Alcohol epidemiology, monitoring, and information system
Alcohol in the Sustainable Development Goals (SDGs)
The Sustainable Development Goals (SDGs) for 2030 were adopted by the United Nations General Assembly in September 2015. Goal 3 of the SDGs is to Ensure healthy lives and promote well-being for all at all ages. Target 3.5 is: Strengthen the prevention and treatment of substance abuse, including narcotic drug abuse and harmful use of alcohol. Within Target 3.5, there are the following two indicators: 3.5.1. Coverage of treatment interventions (pharmacological, psychosocial and rehabilitation and aftercare services) for substance use disorders. 3.5.2. Harmful use of alcohol, defined according to the national context as alcohol per capita consumption (aged 15 years and older) within a calendar year in litres of pure alcohol.

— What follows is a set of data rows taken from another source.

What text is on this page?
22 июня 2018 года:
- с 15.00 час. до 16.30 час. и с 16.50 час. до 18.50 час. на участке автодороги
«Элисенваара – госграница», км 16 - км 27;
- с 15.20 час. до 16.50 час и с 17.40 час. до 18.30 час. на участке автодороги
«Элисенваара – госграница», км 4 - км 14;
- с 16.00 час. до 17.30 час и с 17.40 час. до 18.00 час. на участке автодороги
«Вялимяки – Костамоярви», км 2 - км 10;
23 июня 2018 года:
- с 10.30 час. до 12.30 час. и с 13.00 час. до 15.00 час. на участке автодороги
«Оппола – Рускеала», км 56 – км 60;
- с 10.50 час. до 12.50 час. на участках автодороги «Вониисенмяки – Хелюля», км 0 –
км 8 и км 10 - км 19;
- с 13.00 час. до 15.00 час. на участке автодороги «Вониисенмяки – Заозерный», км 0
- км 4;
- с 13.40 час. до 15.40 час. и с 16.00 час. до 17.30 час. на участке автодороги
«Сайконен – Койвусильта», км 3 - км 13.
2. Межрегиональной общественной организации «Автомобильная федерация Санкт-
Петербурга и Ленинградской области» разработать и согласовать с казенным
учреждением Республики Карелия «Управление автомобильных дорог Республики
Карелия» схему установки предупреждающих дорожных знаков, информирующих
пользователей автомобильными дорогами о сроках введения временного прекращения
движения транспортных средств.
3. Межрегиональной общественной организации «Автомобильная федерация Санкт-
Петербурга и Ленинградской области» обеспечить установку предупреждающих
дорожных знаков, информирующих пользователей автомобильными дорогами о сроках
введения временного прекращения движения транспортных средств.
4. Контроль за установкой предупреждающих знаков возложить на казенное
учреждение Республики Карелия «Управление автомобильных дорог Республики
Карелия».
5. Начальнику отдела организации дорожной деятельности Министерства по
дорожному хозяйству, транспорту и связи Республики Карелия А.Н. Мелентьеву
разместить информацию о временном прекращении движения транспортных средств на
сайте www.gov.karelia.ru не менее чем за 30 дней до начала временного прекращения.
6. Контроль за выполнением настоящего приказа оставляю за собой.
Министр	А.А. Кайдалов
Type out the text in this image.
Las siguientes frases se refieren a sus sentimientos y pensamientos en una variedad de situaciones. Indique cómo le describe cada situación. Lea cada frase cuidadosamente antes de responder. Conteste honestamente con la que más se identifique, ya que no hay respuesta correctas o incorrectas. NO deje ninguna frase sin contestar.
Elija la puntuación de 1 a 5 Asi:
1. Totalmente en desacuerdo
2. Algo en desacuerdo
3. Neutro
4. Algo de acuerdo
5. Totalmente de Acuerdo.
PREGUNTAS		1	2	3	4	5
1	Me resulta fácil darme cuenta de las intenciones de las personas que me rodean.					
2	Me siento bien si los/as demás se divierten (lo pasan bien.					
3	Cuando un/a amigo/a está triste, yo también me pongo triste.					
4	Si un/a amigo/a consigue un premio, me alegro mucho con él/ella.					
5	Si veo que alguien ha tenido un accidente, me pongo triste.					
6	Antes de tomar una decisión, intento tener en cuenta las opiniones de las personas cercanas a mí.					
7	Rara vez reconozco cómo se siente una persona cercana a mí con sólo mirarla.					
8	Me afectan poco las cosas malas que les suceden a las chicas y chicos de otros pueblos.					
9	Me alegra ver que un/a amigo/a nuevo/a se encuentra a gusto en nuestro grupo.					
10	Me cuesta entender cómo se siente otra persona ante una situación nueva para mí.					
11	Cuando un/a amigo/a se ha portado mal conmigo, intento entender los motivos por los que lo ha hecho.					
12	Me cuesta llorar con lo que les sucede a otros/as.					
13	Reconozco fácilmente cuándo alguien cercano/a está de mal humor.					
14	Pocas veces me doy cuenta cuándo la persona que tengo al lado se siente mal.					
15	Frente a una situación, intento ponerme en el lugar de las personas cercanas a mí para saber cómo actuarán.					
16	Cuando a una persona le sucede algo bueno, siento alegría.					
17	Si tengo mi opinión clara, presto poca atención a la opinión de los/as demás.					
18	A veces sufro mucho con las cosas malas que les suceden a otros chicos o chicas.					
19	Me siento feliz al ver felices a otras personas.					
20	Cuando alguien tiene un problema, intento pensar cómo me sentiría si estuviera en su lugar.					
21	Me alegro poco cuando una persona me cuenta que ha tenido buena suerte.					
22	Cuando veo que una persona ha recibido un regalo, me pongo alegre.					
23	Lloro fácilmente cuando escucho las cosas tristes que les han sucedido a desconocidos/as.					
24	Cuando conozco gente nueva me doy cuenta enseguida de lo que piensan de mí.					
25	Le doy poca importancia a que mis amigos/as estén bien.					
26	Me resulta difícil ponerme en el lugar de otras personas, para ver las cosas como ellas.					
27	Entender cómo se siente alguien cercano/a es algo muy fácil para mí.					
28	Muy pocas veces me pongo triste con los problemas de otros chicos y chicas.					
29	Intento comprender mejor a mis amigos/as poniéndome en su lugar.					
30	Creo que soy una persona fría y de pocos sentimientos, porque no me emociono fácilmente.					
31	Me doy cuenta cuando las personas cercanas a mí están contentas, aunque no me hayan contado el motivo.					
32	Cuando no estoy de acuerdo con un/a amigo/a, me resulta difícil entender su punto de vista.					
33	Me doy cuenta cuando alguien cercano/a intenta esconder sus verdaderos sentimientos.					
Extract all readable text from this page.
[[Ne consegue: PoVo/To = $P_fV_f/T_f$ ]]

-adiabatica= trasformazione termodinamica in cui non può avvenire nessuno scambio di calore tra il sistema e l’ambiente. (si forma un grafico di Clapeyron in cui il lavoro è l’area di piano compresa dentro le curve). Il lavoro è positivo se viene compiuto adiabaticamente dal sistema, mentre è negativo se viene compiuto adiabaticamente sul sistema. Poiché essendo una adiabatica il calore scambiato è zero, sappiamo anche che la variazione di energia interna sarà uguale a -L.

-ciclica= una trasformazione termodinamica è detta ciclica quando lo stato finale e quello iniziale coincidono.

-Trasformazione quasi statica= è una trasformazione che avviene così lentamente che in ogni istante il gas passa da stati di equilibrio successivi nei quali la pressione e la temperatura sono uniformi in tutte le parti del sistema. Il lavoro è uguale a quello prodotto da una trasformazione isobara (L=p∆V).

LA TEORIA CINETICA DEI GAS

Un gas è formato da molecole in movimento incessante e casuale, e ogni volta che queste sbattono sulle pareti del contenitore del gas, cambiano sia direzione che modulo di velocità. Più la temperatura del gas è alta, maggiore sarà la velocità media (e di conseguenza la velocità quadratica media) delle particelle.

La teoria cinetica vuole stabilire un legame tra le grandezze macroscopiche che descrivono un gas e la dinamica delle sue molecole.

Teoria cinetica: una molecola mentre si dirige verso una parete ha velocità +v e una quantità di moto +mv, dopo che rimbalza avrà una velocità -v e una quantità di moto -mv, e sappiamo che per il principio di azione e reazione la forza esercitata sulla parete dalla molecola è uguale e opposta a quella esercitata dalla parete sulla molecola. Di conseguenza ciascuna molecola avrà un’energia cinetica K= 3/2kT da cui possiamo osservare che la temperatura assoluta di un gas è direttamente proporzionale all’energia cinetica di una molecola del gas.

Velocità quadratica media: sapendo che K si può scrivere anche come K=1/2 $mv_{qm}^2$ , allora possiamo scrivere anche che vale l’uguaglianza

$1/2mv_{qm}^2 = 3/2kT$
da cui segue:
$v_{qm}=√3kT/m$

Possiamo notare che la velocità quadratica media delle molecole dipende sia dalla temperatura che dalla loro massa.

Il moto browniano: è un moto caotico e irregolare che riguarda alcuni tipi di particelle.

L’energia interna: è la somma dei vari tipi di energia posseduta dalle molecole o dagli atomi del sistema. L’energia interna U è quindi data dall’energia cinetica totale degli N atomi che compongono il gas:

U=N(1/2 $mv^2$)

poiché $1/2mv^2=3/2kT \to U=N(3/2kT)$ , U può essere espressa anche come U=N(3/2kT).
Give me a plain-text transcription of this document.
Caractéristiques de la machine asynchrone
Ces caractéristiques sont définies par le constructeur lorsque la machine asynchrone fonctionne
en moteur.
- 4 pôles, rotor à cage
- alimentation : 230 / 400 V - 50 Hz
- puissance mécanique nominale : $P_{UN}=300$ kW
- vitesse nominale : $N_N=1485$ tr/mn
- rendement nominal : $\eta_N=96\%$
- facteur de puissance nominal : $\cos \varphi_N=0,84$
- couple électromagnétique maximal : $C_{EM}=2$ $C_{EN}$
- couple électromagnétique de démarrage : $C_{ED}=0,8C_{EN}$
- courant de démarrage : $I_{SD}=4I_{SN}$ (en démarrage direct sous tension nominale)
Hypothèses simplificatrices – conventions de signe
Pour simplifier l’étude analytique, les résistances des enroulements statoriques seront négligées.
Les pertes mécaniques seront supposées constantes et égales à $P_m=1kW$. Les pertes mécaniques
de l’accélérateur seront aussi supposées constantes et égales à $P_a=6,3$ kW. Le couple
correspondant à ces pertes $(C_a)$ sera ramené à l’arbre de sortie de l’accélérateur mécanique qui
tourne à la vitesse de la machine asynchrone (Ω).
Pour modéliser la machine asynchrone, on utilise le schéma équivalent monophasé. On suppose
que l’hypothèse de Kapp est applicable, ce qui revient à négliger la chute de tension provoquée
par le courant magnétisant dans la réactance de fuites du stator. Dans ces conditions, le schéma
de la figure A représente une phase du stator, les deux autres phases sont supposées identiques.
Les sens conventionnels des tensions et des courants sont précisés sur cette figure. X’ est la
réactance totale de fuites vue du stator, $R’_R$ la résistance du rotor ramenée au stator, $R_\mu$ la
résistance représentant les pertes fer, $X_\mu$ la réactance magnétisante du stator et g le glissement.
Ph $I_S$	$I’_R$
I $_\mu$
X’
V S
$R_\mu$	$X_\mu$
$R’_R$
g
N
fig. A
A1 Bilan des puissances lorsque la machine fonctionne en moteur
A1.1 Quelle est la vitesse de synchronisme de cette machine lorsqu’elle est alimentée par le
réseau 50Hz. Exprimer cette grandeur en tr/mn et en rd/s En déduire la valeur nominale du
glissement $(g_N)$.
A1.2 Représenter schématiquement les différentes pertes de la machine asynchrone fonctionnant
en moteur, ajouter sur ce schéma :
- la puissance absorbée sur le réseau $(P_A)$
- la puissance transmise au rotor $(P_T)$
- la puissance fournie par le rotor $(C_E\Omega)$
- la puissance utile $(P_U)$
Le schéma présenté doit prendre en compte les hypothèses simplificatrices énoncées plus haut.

- World Health Statistics 2016: Monitoring health for the SDGs
- Annex A of World Health Statistics 2016
- Annex A: Target 3.5: Substance abuse
Global Information System on Alcohol and Health (GISAH)
Global Status Report on Alcohol and Health
Global Survey on Alcohol and Health
WHO has been collecting data on alcohol consumption and alcohol control policies from its Member States since 1996. The current survey instrument entitled "Global Survey on Alcohol and Health" includes three sections, namely alcohol policy, alcohol consumption, and surveillance. The information provided is essential for the preparation of the Global Status Report on Alcohol and Health and regional publications, as well as for updating the Global Information Systems on Alcohol and Health (GISAH) and regional information systems, as requested by the World Health Assembly Resolution on Public health problems caused by harmful use of alcohol.
International guide for monitoring alcohol consumption and related harm, 2000
To provide guidance to WHO Member States on epidemiological monitoring of alcohol consumption and related harm, WHO has published the international guide for monitoring alcohol consumption and related harm that in the longer term aims to improve the quality and comparability of alcohol-related data.